WASHINGTON - The government breathed a sigh of relief in February when the Pentagon used a sea-based missile defense system to shoot down a dying spy satellite loaded with a tank of toxic fuel hurtling around the globe at 17,000 miles an hour.
The mission was a critical test of the "hit-to-kill" technology at the heart of the U.S. missile defense program, an idea born at the height of the Cold War when Ronald Reagan outlined his vision for a network of missiles that could shoot enemy weapons out of the sky or space. Back then, skeptics dismissed the proposal as pure fantasy, nicknaming it Star Wars.
Twenty-five years later, the satellite operation--which used a Navy cruiser equipped with Lockheed Martin Corp. technology and Raytheon Co. missiles and radar systems--showed the world it could be done.
But behind the hoopla, a fierce debate rages over the ability of the missile defense system to defend the nation from an actual attack and the billions of dollars that President Bush has devoted to the program--funding levels that could be cut in half under the next administration.
Since 1983, the government has invested roughly $115 billion in hit-to-kill technology, including $57.8 billion since President George W. Bush took office. Missile defense is now a $10-billion-a-year Defense Department program that oversees a vast network of radars, sensors and interceptors stretching from Japan to Alaska to Europe.
But according to Joseph Cirincione, president of the Ploughshares Fund, a foundation dedicated to preventing the spread of nuclear weapons, "the missile defense bubble is about to burst."
Cirincione and other critics argue that sophisticated missile defense systems--particularly those targeting long-range ballistic missiles--can easily be outsmarted using rudimentary technology. They also warn that the program's very existence could make the world more dangerous.

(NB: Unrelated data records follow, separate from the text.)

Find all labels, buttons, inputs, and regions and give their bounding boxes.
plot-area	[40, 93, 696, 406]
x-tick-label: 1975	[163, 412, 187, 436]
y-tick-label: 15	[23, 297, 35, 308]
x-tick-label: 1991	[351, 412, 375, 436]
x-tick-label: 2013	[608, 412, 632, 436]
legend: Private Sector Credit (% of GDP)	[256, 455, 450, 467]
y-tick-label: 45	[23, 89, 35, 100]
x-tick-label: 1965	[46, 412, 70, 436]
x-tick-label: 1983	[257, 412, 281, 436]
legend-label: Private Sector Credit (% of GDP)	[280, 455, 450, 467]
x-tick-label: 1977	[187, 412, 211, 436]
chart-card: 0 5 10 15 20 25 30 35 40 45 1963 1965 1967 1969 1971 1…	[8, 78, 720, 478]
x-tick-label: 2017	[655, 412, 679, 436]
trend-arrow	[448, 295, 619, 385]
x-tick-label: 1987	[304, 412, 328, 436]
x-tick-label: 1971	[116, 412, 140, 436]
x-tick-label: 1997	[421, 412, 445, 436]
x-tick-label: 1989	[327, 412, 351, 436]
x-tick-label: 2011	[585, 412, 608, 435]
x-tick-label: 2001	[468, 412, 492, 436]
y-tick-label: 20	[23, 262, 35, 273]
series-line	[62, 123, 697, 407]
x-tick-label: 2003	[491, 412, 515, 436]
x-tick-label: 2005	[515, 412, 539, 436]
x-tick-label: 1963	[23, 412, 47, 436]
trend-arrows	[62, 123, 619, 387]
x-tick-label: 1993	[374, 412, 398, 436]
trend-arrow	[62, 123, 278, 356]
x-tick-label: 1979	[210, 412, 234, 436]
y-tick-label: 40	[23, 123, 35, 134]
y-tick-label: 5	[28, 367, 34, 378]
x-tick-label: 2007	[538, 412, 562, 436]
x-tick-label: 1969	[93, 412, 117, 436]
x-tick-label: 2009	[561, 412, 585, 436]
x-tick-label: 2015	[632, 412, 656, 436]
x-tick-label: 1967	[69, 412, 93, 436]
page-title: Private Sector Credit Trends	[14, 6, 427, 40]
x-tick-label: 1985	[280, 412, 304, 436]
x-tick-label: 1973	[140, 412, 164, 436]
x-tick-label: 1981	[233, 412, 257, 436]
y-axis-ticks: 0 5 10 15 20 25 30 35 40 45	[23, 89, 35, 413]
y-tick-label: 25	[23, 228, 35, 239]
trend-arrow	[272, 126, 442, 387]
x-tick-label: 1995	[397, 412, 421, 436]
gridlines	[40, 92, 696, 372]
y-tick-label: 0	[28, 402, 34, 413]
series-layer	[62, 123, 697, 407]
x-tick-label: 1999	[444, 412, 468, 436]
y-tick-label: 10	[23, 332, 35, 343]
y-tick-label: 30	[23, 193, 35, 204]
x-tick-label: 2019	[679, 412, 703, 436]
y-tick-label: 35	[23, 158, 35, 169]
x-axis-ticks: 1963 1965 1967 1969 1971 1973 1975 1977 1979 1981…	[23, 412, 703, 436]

To be sure, missile defense has staunch supporters inside the Pentagon and the defense industry. They insist that while the Cold War is over, the program is even more critical in a world threatened by rogue states and terrorist groups. Although missile defense accounts for just a small slice of total revenue for the big military contractors, significant cuts to the program would be a symbolic blow to the industry.
Today's missile defense program dates back to Reagan's 1983 plan to make missile threats obsolete at a time when America relied on a deterrence policy of "mutually assured destruction." Bush moved missile defense beyond the lab.
David Berteau, a senior adviser at the Center for Strategic & International Studies, said money poured into the program following the 2001 terrorist attacks. The Bush administration in 2002 withdrew from a key arms treaty signed with the Soviet Union in 1972 to build a missile shield.